The news is the latest piece of fallout from the TeleMessage hack and the Trump administration’s use of Signal, or insecure modified versions, more broadly. On Monday NBC News reported that another hacker had targeted the same company, and TeleMessage suspended service in response to the breaches.
“Communications from several federal agencies, including the most senior national security officials, have been recklessly entrusted to TeleMessage, a foreign company that purports to offer agencies a secure tool to archive messages sent using Signal, the popular secure messaging app,” Senator Ron Wyden’s letter reads. The Washington Post first reported the existence of the letter.
“It would be hard to imagine a less secure way for U.S. government agencies to retain employee messages than decrypting, copying to, and processing those messages on a poorly secured server operated by a foreign company,” the letter adds. TeleMessage is an Israeli company that was acquired by Portland, Oregon company Smarsh in 2024.
TeleMessage makes modified versions of Signal and other communication apps like WhatsApp and Telegram and adds an archiving feature to them which copies messages sent across the service. This can be a useful, or sometimes legally necessary, service for government agencies and regulated industries like financial institutions. Adding that archive capability, however, undermines the security of robustly encrypted messaging apps like Signal and introduces significant risk. As 404 Media’s reporting on the hack shows, those threats are far from theoretical and very much real.
The hacker provided 404 Media with some TeleMessage users’ message contents; the names and contact information for government officials; usernames and passwords for other parts of TeleMessage’s infrastructure; and screenshots that indicated what companies or agencies may also be TeleMessage customers. The hacker said “the whole process took about 15-20 minutes.”
In a New York Times article before 404 Media broke news of the hack, Tom Padgett, the president of Smarsh’s enterprise business, said “we do not de-encrypt,” meaning messages weren’t decrypted while being collected for archiving, the letter says.
“These claims are plainly false,” the letter adds. 404 Media’s coverage found that some archived Signal messages were in plaintext, meaning they were not encrypted and were obtained by the hacker.
Government agencies using TeleMessage “have given their users something that looks and feels like Signal, the most widely trusted secure communications app. But instead, senior government officials have been provided with a shoddy Signal knockoff that poses a number of serious security and counterintelligence threats,” the letter says.

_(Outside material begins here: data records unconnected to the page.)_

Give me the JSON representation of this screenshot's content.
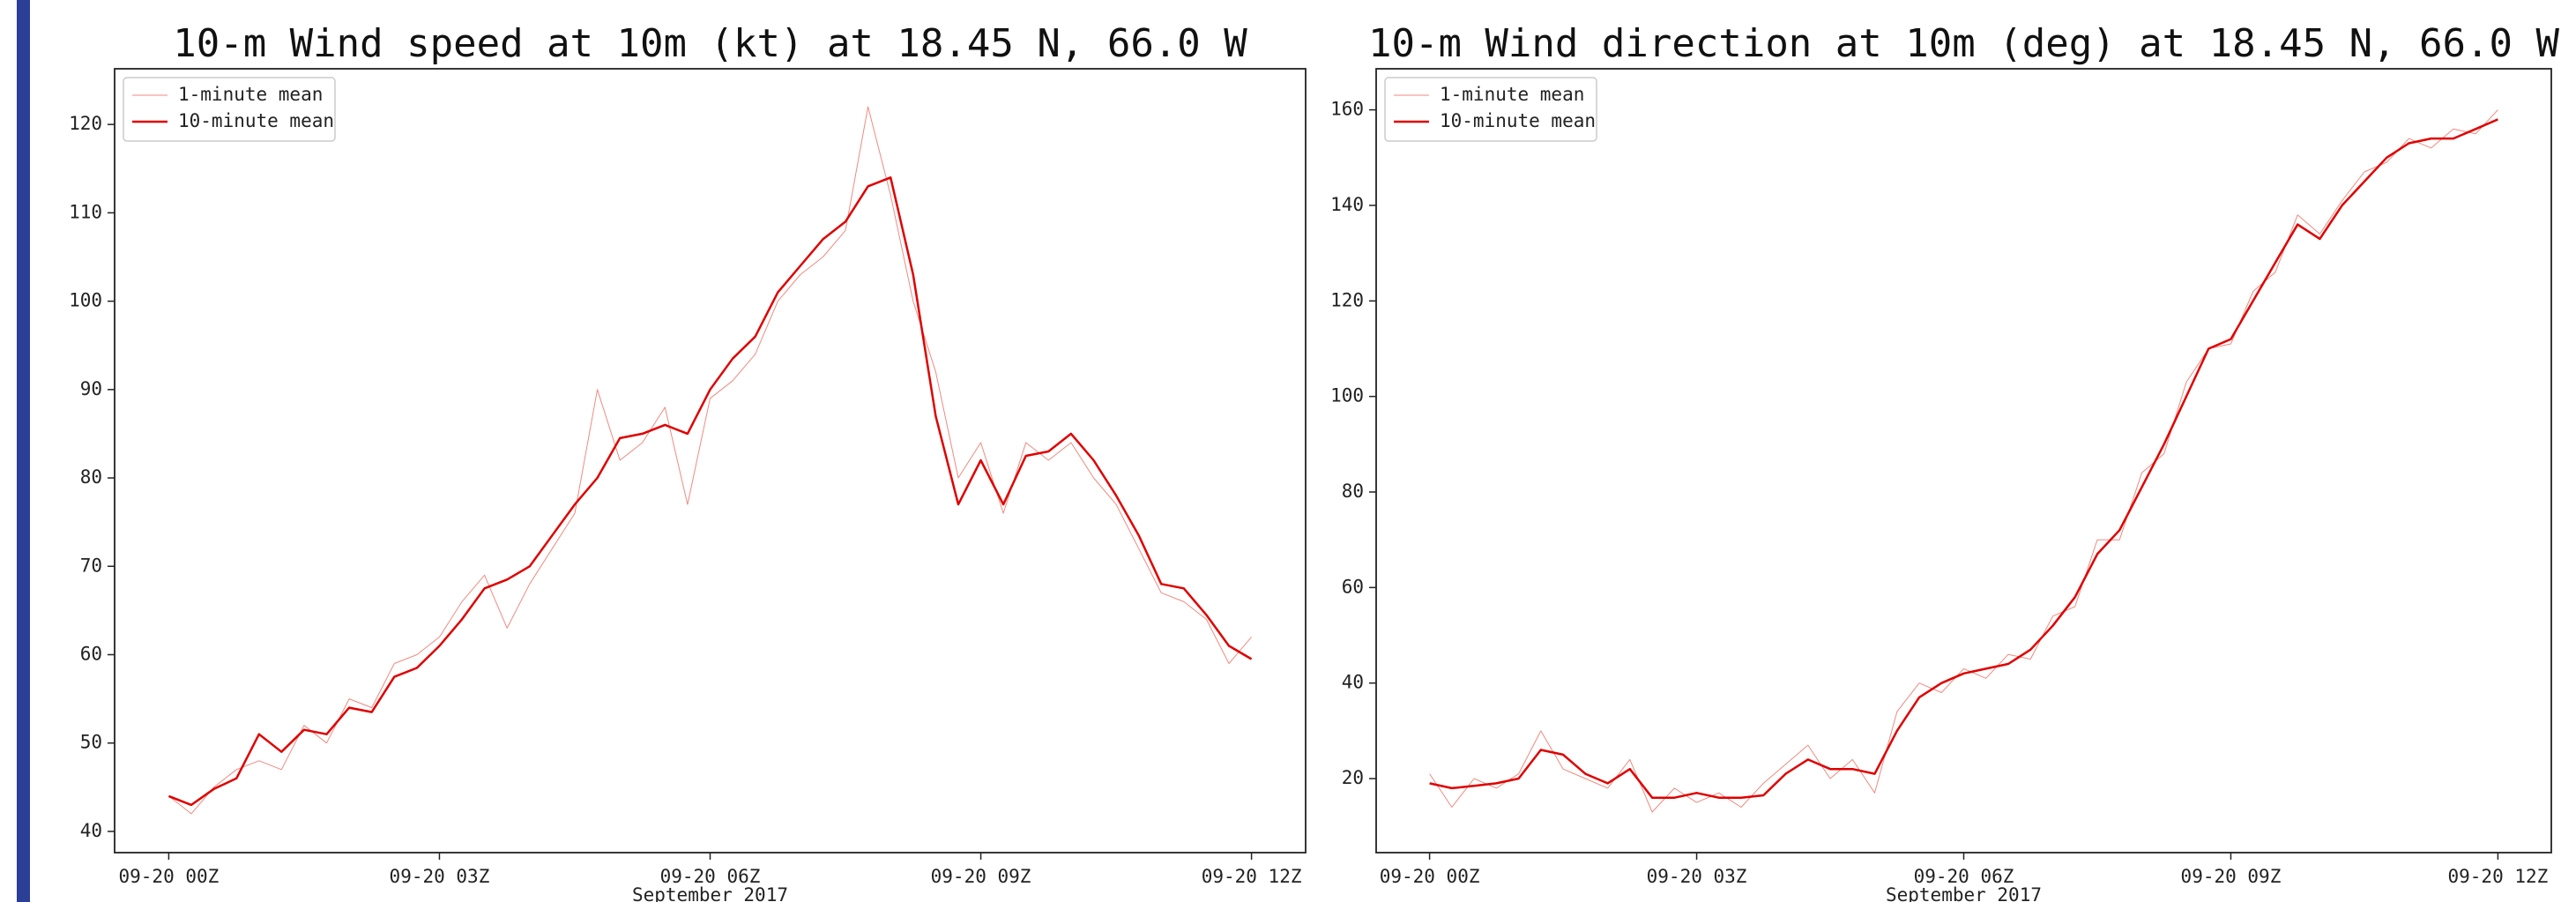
{
  "chart_data": [
    {
      "type": "line",
      "title": "10-m Wind speed at 10m (kt) at 18.45 N, 66.0 W",
      "xlabel": "September 2017",
      "x": [
        0,
        0.25,
        0.5,
        0.75,
        1,
        1.25,
        1.5,
        1.75,
        2,
        2.25,
        2.5,
        2.75,
        3,
        3.25,
        3.5,
        3.75,
        4,
        4.25,
        4.5,
        4.75,
        5,
        5.25,
        5.5,
        5.75,
        6,
        6.25,
        6.5,
        6.75,
        7,
        7.25,
        7.5,
        7.75,
        8,
        8.25,
        8.5,
        8.75,
        9,
        9.25,
        9.5,
        9.75,
        10,
        10.25,
        10.5,
        10.75,
        11,
        11.25,
        11.5,
        11.75,
        12
      ],
      "xlim": [
        -0.6,
        12.6
      ],
      "xticks": [
        {
          "value": 0,
          "label": "09-20 00Z"
        },
        {
          "value": 3,
          "label": "09-20 03Z"
        },
        {
          "value": 6,
          "label": "09-20 06Z"
        },
        {
          "value": 9,
          "label": "09-20 09Z"
        },
        {
          "value": 12,
          "label": "09-20 12Z"
        }
      ],
      "ylim": [
        37.6,
        126.3
      ],
      "yticks": [
        40,
        50,
        60,
        70,
        80,
        90,
        100,
        110,
        120
      ],
      "legend": "upper left",
      "series": [
        {
          "name": "1-minute mean",
          "color": "#f08a80",
          "linewidth": 1,
          "values": [
            44,
            42,
            45,
            47,
            48,
            47,
            52,
            50,
            55,
            54,
            59,
            60,
            62,
            66,
            69,
            63,
            68,
            72,
            76,
            90,
            82,
            84,
            88,
            77,
            89,
            91,
            94,
            100,
            103,
            105,
            108,
            122,
            112,
            100,
            92,
            80,
            84,
            76,
            84,
            82,
            84,
            80,
            77,
            72,
            67,
            66,
            64,
            59,
            62
          ]
        },
        {
          "name": "10-minute mean",
          "color": "#e00000",
          "linewidth": 2.5,
          "values": [
            44,
            43,
            44.8,
            46,
            51,
            49,
            51.5,
            51,
            54,
            53.5,
            57.5,
            58.5,
            61,
            64,
            67.5,
            68.5,
            70,
            73.5,
            77,
            80,
            84.5,
            85,
            86,
            85,
            90,
            93.5,
            96,
            101,
            104,
            107,
            109,
            113,
            114,
            103,
            87,
            77,
            82,
            77,
            82.5,
            83,
            85,
            82,
            78,
            73.5,
            68,
            67.5,
            64.5,
            61,
            59.5
          ]
        }
      ]
    },
    {
      "type": "line",
      "title": "10-m Wind direction at 10m (deg) at 18.45 N, 66.0 W",
      "xlabel": "September 2017",
      "x": [
        0,
        0.25,
        0.5,
        0.75,
        1,
        1.25,
        1.5,
        1.75,
        2,
        2.25,
        2.5,
        2.75,
        3,
        3.25,
        3.5,
        3.75,
        4,
        4.25,
        4.5,
        4.75,
        5,
        5.25,
        5.5,
        5.75,
        6,
        6.25,
        6.5,
        6.75,
        7,
        7.25,
        7.5,
        7.75,
        8,
        8.25,
        8.5,
        8.75,
        9,
        9.25,
        9.5,
        9.75,
        10,
        10.25,
        10.5,
        10.75,
        11,
        11.25,
        11.5,
        11.75,
        12
      ],
      "xlim": [
        -0.6,
        12.6
      ],
      "xticks": [
        {
          "value": 0,
          "label": "09-20 00Z"
        },
        {
          "value": 3,
          "label": "09-20 03Z"
        },
        {
          "value": 6,
          "label": "09-20 06Z"
        },
        {
          "value": 9,
          "label": "09-20 09Z"
        },
        {
          "value": 12,
          "label": "09-20 12Z"
        }
      ],
      "ylim": [
        4.5,
        168.6
      ],
      "yticks": [
        20,
        40,
        60,
        80,
        100,
        120,
        140,
        160
      ],
      "legend": "upper left",
      "series": [
        {
          "name": "1-minute mean",
          "color": "#f08a80",
          "linewidth": 1,
          "values": [
            21,
            14,
            20,
            18,
            21,
            30,
            22,
            20,
            18,
            24,
            13,
            18,
            15,
            17,
            14,
            19,
            23,
            27,
            20,
            24,
            17,
            34,
            40,
            38,
            43,
            41,
            46,
            45,
            54,
            56,
            70,
            70,
            84,
            88,
            103,
            110,
            111,
            122,
            126,
            138,
            134,
            141,
            147,
            149,
            154,
            152,
            156,
            155,
            160
          ]
        },
        {
          "name": "10-minute mean",
          "color": "#e00000",
          "linewidth": 2.5,
          "values": [
            19,
            18,
            18.5,
            19,
            20,
            26,
            25,
            21,
            19,
            22,
            16,
            16,
            17,
            16,
            16,
            16.5,
            21,
            24,
            22,
            22,
            21,
            30,
            37,
            40,
            42,
            43,
            44,
            47,
            52,
            58,
            67,
            72,
            81,
            90,
            100,
            110,
            112,
            120,
            128,
            136,
            133,
            140,
            145,
            150,
            153,
            154,
            154,
            156,
            158
          ]
        }
      ]
    }
  ]
}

“It remains unclear whether the design of this system was merely the result of incompetence on the part of the foreign company, whose senior leadership are former intelligence officers, or a backdoor designed to facilitate foreign intelligence collection against U.S. government officials. Regardless, TeleMessage’s dangerously insecure design should have been discovered long before the company’s app was installed on the phone of the President’s national security advisor and, presumably, other senior White House officials,” it continues. The TeleMessage episode started when Reuters photographed then-U.S. National Security Advisor Mike Waltz using TeleMessage’s version of Signal, 404 Media first reported.

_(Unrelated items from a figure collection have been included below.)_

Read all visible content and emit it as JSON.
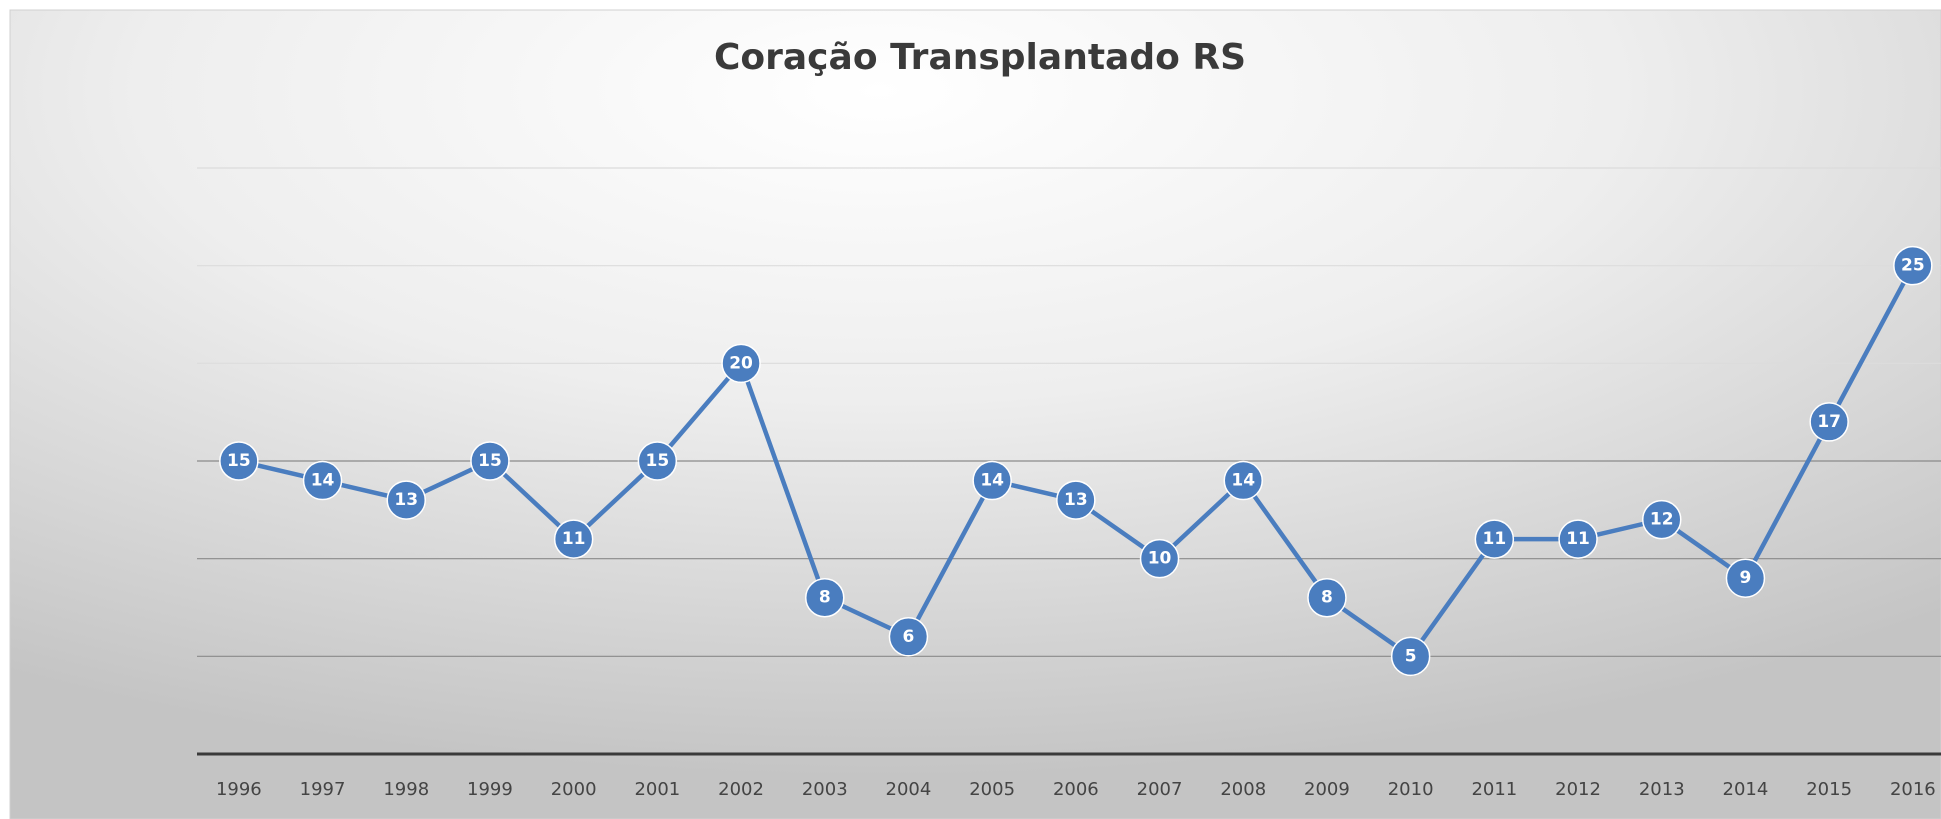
{
  "chart_data": {
    "type": "line",
    "title": "Coração Transplantado RS",
    "categories": [
      "1996",
      "1997",
      "1998",
      "1999",
      "2000",
      "2001",
      "2002",
      "2003",
      "2004",
      "2005",
      "2006",
      "2007",
      "2008",
      "2009",
      "2010",
      "2011",
      "2012",
      "2013",
      "2014",
      "2015",
      "2016"
    ],
    "series": [
      {
        "color": "#4a7dbf",
        "values": [
          15,
          14,
          13,
          15,
          11,
          15,
          20,
          8,
          6,
          14,
          13,
          10,
          14,
          8,
          5,
          11,
          11,
          12,
          9,
          17,
          25
        ]
      }
    ],
    "ylim": [
      0,
      30
    ],
    "yticks": [
      0,
      5,
      10,
      15,
      20,
      25,
      30
    ],
    "grid": true
  }
}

The letter then directly urges the Department of Justice to investigate, saying TeleMessage appears to have misled the federal government about the security of its products by claiming to provide end-to-end encryption when it does not; and for an investigation into the counterintelligence threat posed by the company, including “whether the company has shared U.S. government communications with the Israeli government, and whether the Israeli government played any role in the product’s dangerous design.”
Smarsh did not immediately respond to a request for comment.
A copy of an Smarsh FAQ sent to customers obtained by 404 Media says “it is not possible to register new users. Users that were logged out for their Apps will not be able to login again.”